Die «Krux» der ganzen Geschichte liegt nun darin, dass wenn der Ratschlag in dieser Form nicht angenommen würde, so stände, weil die bisherige Vereinbarung aufgekündet wurde, kein Geld mehr für 1999 zur Verfügung.
Wird der Ratschlag in dieser Form von den Räten angenommen, so dürften die oben aufgeführten Punkte zum Tragen kommen.

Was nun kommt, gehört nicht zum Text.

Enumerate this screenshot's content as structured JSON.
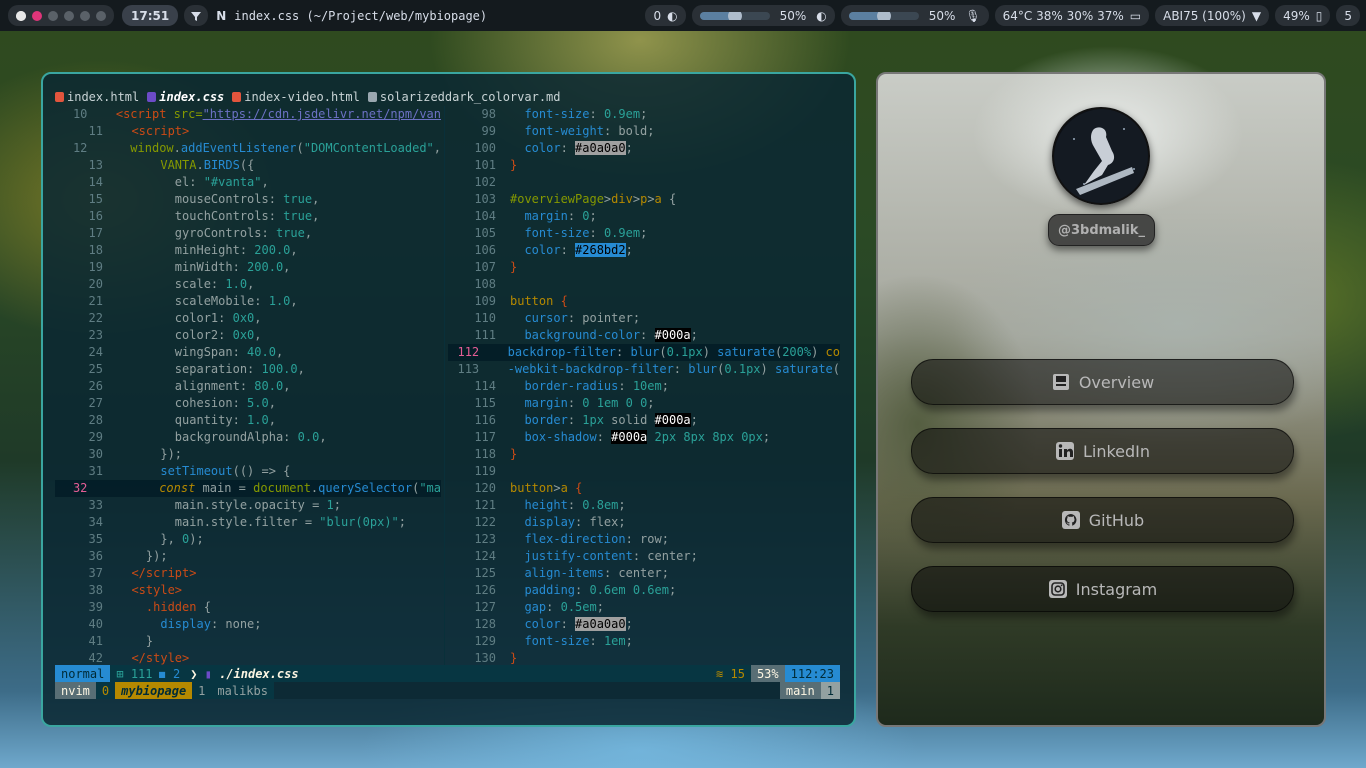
{
  "topbar": {
    "clock": "17:51",
    "window_title": "index.css (~/Project/web/mybiopage)",
    "notifications": "0",
    "volume_label": "50%",
    "volume_level": 0.5,
    "brightness_label": "50%",
    "brightness_level": 0.5,
    "stats": "64°C  38%  30%  37%",
    "network": "ABI75 (100%)",
    "battery": "49%",
    "workspace": "5"
  },
  "editor": {
    "tabs": [
      {
        "label": "index.html",
        "color": "#e2553d"
      },
      {
        "label": "index.css",
        "color": "#6c4bc7"
      },
      {
        "label": "index-video.html",
        "color": "#e2553d"
      },
      {
        "label": "solarizeddark_colorvar.md",
        "color": "#9aa7b0"
      }
    ],
    "left_lines": [
      {
        "n": "10",
        "html": "  <span class=\"t\">&lt;script</span> <span class=\"p\">src=</span><span class=\"u\">\"https://cdn.jsdelivr.net/npm/van</span>"
      },
      {
        "n": "11",
        "html": "  <span class=\"t\">&lt;script&gt;</span>"
      },
      {
        "n": "12",
        "html": "    <span class=\"p\">window</span>.<span class=\"f\">addEventListener</span>(<span class=\"s\">\"DOMContentLoaded\"</span>,"
      },
      {
        "n": "13",
        "html": "      <span class=\"p\">VANTA</span>.<span class=\"f\">BIRDS</span>({"
      },
      {
        "n": "14",
        "html": "        el: <span class=\"s\">\"#vanta\"</span>,"
      },
      {
        "n": "15",
        "html": "        mouseControls: <span class=\"s\">true</span>,"
      },
      {
        "n": "16",
        "html": "        touchControls: <span class=\"s\">true</span>,"
      },
      {
        "n": "17",
        "html": "        gyroControls: <span class=\"s\">true</span>,"
      },
      {
        "n": "18",
        "html": "        minHeight: <span class=\"s\">200.0</span>,"
      },
      {
        "n": "19",
        "html": "        minWidth: <span class=\"s\">200.0</span>,"
      },
      {
        "n": "20",
        "html": "        scale: <span class=\"s\">1.0</span>,"
      },
      {
        "n": "21",
        "html": "        scaleMobile: <span class=\"s\">1.0</span>,"
      },
      {
        "n": "22",
        "html": "        color1: <span class=\"s\">0x0</span>,"
      },
      {
        "n": "23",
        "html": "        color2: <span class=\"s\">0x0</span>,"
      },
      {
        "n": "24",
        "html": "        wingSpan: <span class=\"s\">40.0</span>,"
      },
      {
        "n": "25",
        "html": "        separation: <span class=\"s\">100.0</span>,"
      },
      {
        "n": "26",
        "html": "        alignment: <span class=\"s\">80.0</span>,"
      },
      {
        "n": "27",
        "html": "        cohesion: <span class=\"s\">5.0</span>,"
      },
      {
        "n": "28",
        "html": "        quantity: <span class=\"s\">1.0</span>,"
      },
      {
        "n": "29",
        "html": "        backgroundAlpha: <span class=\"s\">0.0</span>,"
      },
      {
        "n": "30",
        "html": "      });"
      },
      {
        "n": "31",
        "html": "      <span class=\"f\">setTimeout</span>(() =&gt; {"
      },
      {
        "n": "32",
        "html": "        <span class=\"k\"><i>const</i></span> main = <span class=\"p\">document</span>.<span class=\"f\">querySelector</span>(<span class=\"s\">\"ma</span>",
        "cur": true
      },
      {
        "n": "33",
        "html": "        main.style.opacity = <span class=\"s\">1</span>;"
      },
      {
        "n": "34",
        "html": "        main.style.filter = <span class=\"s\">\"blur(0px)\"</span>;"
      },
      {
        "n": "35",
        "html": "      }, <span class=\"s\">0</span>);"
      },
      {
        "n": "36",
        "html": "    });"
      },
      {
        "n": "37",
        "html": "  <span class=\"t\">&lt;/script&gt;</span>"
      },
      {
        "n": "38",
        "html": "  <span class=\"t\">&lt;style&gt;</span>"
      },
      {
        "n": "39",
        "html": "    <span class=\"t\">.hidden</span> {"
      },
      {
        "n": "40",
        "html": "      <span class=\"f\">display</span>: none;"
      },
      {
        "n": "41",
        "html": "    }"
      },
      {
        "n": "42",
        "html": "  <span class=\"t\">&lt;/style&gt;</span>"
      }
    ],
    "right_lines": [
      {
        "n": "98",
        "html": "  <span class=\"f\">font-size</span>: <span class=\"s\">0.9em</span>;"
      },
      {
        "n": "99",
        "html": "  <span class=\"f\">font-weight</span>: bold;"
      },
      {
        "n": "100",
        "html": "  <span class=\"f\">color</span>: <span class=\"hl0\">#a0a0a0</span>;"
      },
      {
        "n": "101",
        "html": "<span class=\"t\">}</span>"
      },
      {
        "n": "102",
        "html": ""
      },
      {
        "n": "103",
        "html": "<span class=\"p\">#overviewPage</span>&gt;<span class=\"k\">div</span>&gt;<span class=\"k\">p</span>&gt;<span class=\"k\">a</span> {"
      },
      {
        "n": "104",
        "html": "  <span class=\"f\">margin</span>: <span class=\"s\">0</span>;"
      },
      {
        "n": "105",
        "html": "  <span class=\"f\">font-size</span>: <span class=\"s\">0.9em</span>;"
      },
      {
        "n": "106",
        "html": "  <span class=\"f\">color</span>: <span class=\"hlb\">#268bd2</span>;"
      },
      {
        "n": "107",
        "html": "<span class=\"t\">}</span>"
      },
      {
        "n": "108",
        "html": ""
      },
      {
        "n": "109",
        "html": "<span class=\"k\">button</span> <span class=\"t\">{</span>"
      },
      {
        "n": "110",
        "html": "  <span class=\"f\">cursor</span>: pointer;"
      },
      {
        "n": "111",
        "html": "  <span class=\"f\">background-color</span>: <span class=\"hld\">#000a</span>;"
      },
      {
        "n": "112",
        "html": "  <span class=\"f\">backdrop-filter</span>: <span class=\"f\">blur</span>(<span class=\"s\">0.1px</span>) <span class=\"f\">saturate</span>(<span class=\"s\">200%</span>) <span class=\"k\">co</span>",
        "cur": true
      },
      {
        "n": "113",
        "html": "  <span class=\"f\">-webkit-backdrop-filter</span>: <span class=\"f\">blur</span>(<span class=\"s\">0.1px</span>) <span class=\"f\">saturate</span>("
      },
      {
        "n": "114",
        "html": "  <span class=\"f\">border-radius</span>: <span class=\"s\">10em</span>;"
      },
      {
        "n": "115",
        "html": "  <span class=\"f\">margin</span>: <span class=\"s\">0 1em 0 0</span>;"
      },
      {
        "n": "116",
        "html": "  <span class=\"f\">border</span>: <span class=\"s\">1px</span> solid <span class=\"hld\">#000a</span>;"
      },
      {
        "n": "117",
        "html": "  <span class=\"f\">box-shadow</span>: <span class=\"hld\">#000a</span> <span class=\"s\">2px 8px 8px 0px</span>;"
      },
      {
        "n": "118",
        "html": "<span class=\"t\">}</span>"
      },
      {
        "n": "119",
        "html": ""
      },
      {
        "n": "120",
        "html": "<span class=\"k\">button</span>&gt;<span class=\"k\">a</span> <span class=\"t\">{</span>"
      },
      {
        "n": "121",
        "html": "  <span class=\"f\">height</span>: <span class=\"s\">0.8em</span>;"
      },
      {
        "n": "122",
        "html": "  <span class=\"f\">display</span>: flex;"
      },
      {
        "n": "123",
        "html": "  <span class=\"f\">flex-direction</span>: row;"
      },
      {
        "n": "124",
        "html": "  <span class=\"f\">justify-content</span>: center;"
      },
      {
        "n": "125",
        "html": "  <span class=\"f\">align-items</span>: center;"
      },
      {
        "n": "126",
        "html": "  <span class=\"f\">padding</span>: <span class=\"s\">0.6em 0.6em</span>;"
      },
      {
        "n": "127",
        "html": "  <span class=\"f\">gap</span>: <span class=\"s\">0.5em</span>;"
      },
      {
        "n": "128",
        "html": "  <span class=\"f\">color</span>: <span class=\"hl0\">#a0a0a0</span>;"
      },
      {
        "n": "129",
        "html": "  <span class=\"f\">font-size</span>: <span class=\"s\">1em</span>;"
      },
      {
        "n": "130",
        "html": "<span class=\"t\">}</span>"
      }
    ],
    "status1": {
      "mode": "normal",
      "added": "111",
      "modified": "2",
      "file": "./index.css",
      "warnings": "15",
      "percent": "53%",
      "position": "112:23"
    },
    "status2": {
      "app": "nvim",
      "win_index": "0",
      "session": "mybiopage",
      "pane_index": "1",
      "pane_name": "malikbs",
      "branch": "main",
      "branch_index": "1"
    }
  },
  "profile": {
    "handle": "@3bdmalik_",
    "buttons": [
      {
        "label": "Overview",
        "icon": "overview-icon"
      },
      {
        "label": "LinkedIn",
        "icon": "linkedin-icon"
      },
      {
        "label": "GitHub",
        "icon": "github-icon"
      },
      {
        "label": "Instagram",
        "icon": "instagram-icon"
      }
    ]
  }
}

Wie so oft bleibt uns nichts übrig, als abzuwarten, wie sich das Ganze weiterentwickelt.
Damit wäre aber auch wieder ein weiteres Kapital im stetigen Auf und Ab (siehe IVB-Noochrichte Nr. 53) aufgeschlagen.

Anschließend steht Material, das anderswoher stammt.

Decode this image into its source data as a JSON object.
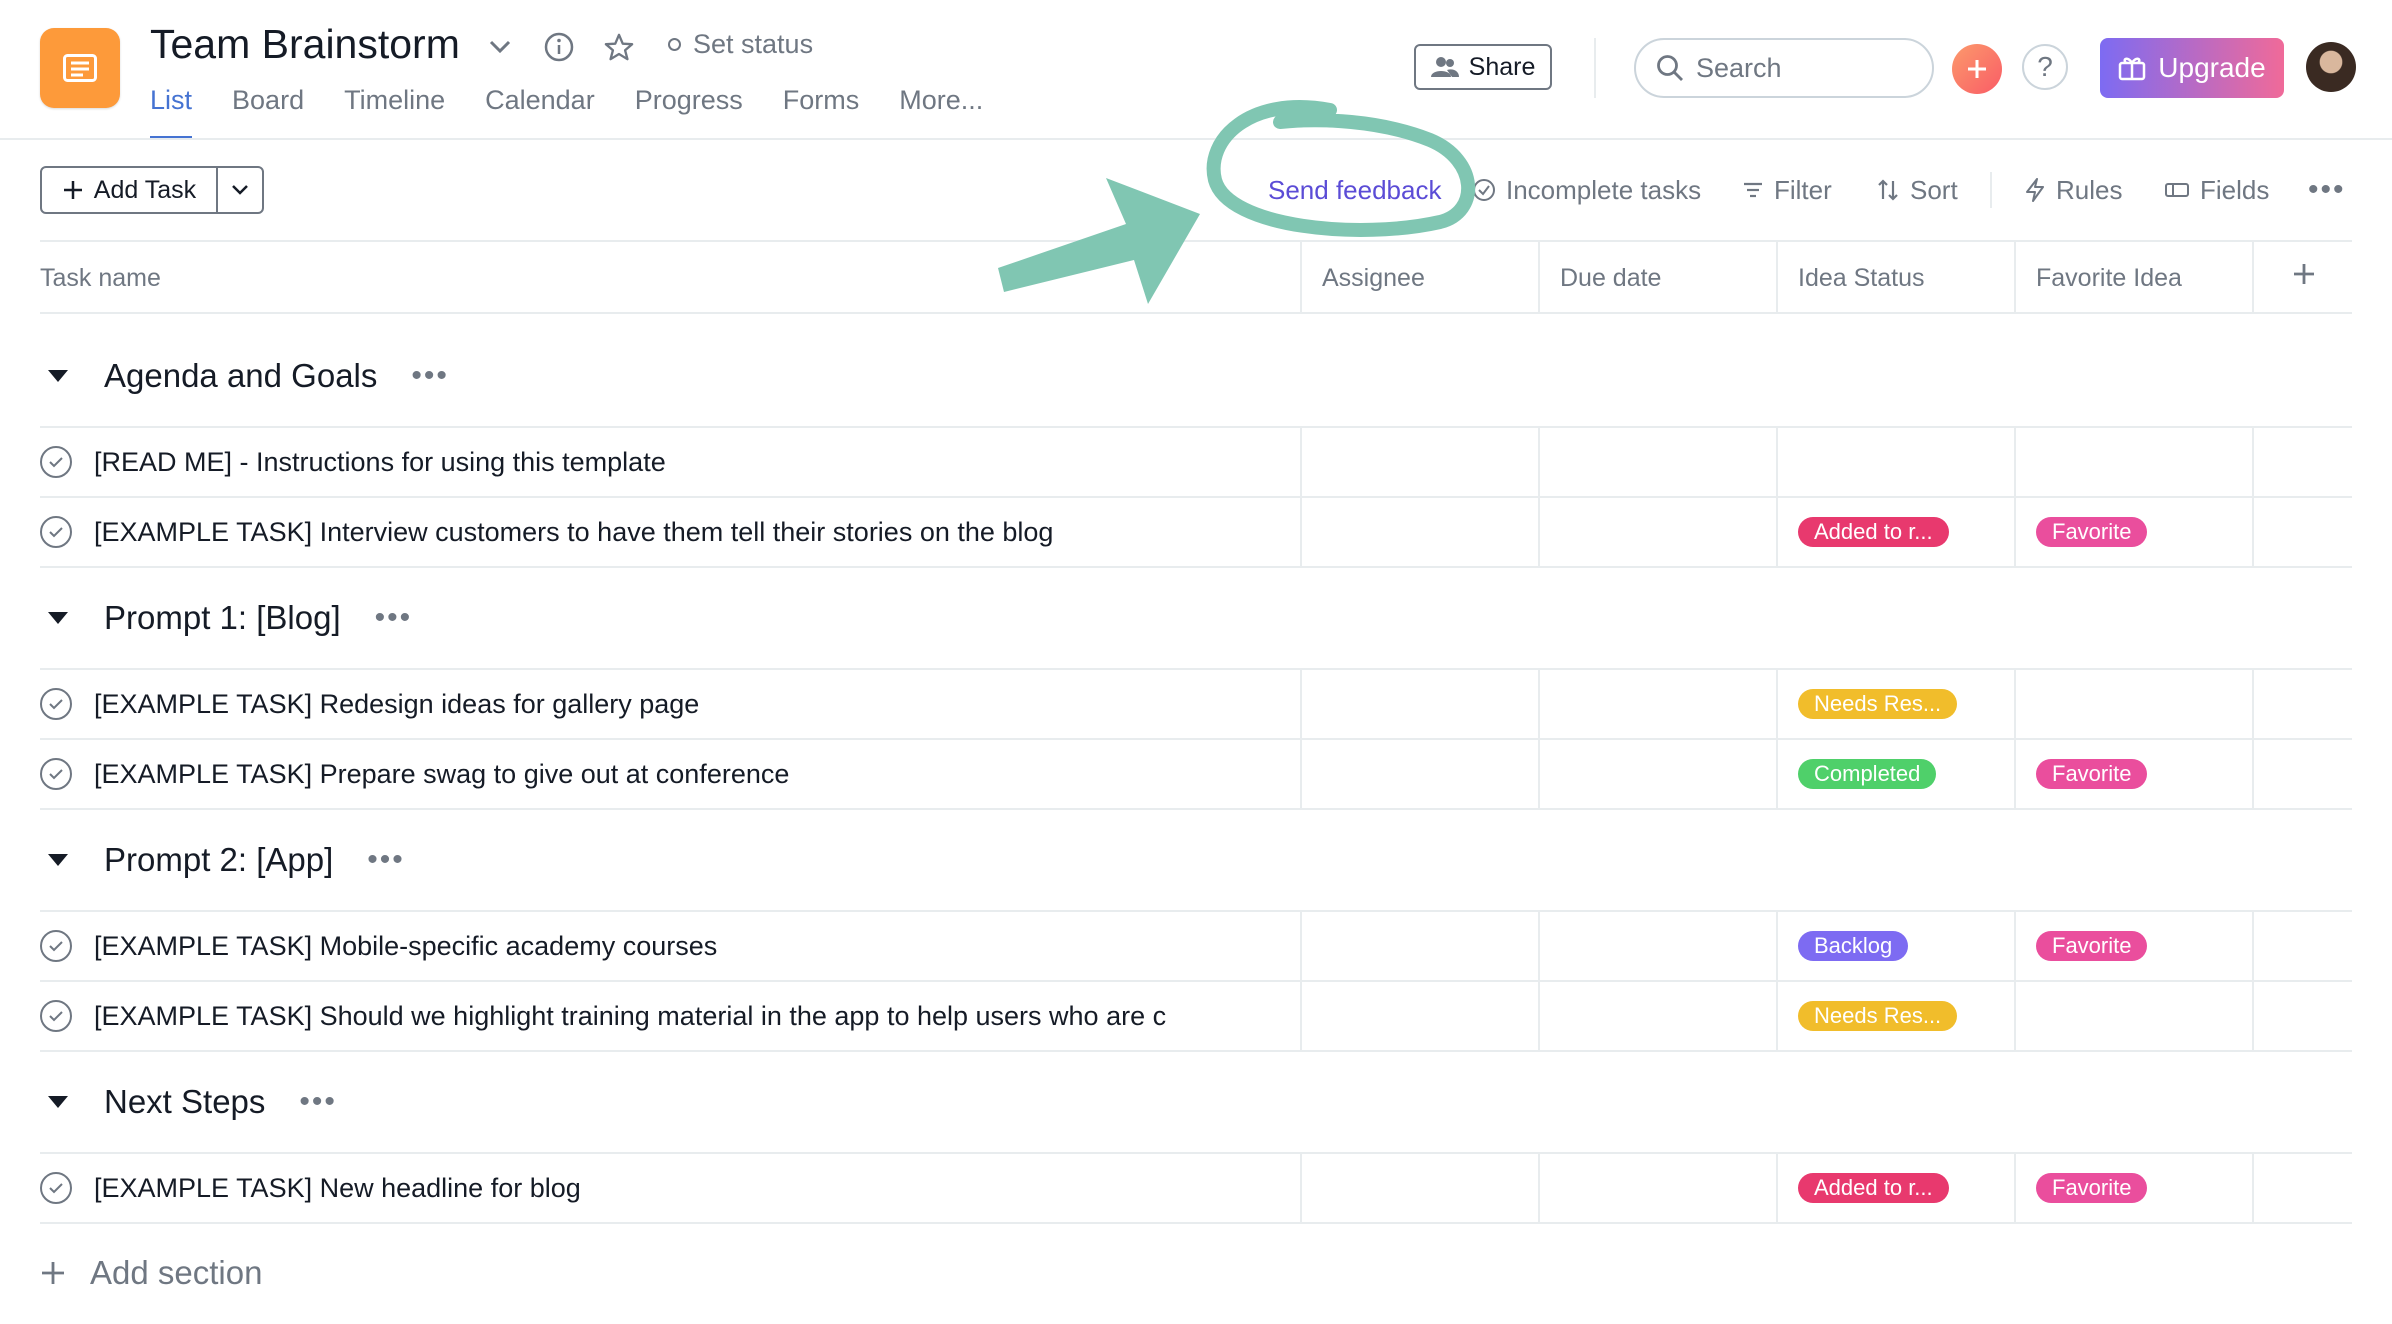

Auf nationaler Ebene versuchen die Behinderten zu Recht die Gleichstellung endlich gesetzlich zu verankern. Gleichzeitig werden Sie aber im täglichen Leben durch die konstante Forderung nach Professionalität weiter diskriminiert.

Anm.: Der Ratschlag wurde am 16.12.98 im Landrat (BL) und am 17.12.98 im Grossrat (BS) mit "grossen Bedenken" angenommen!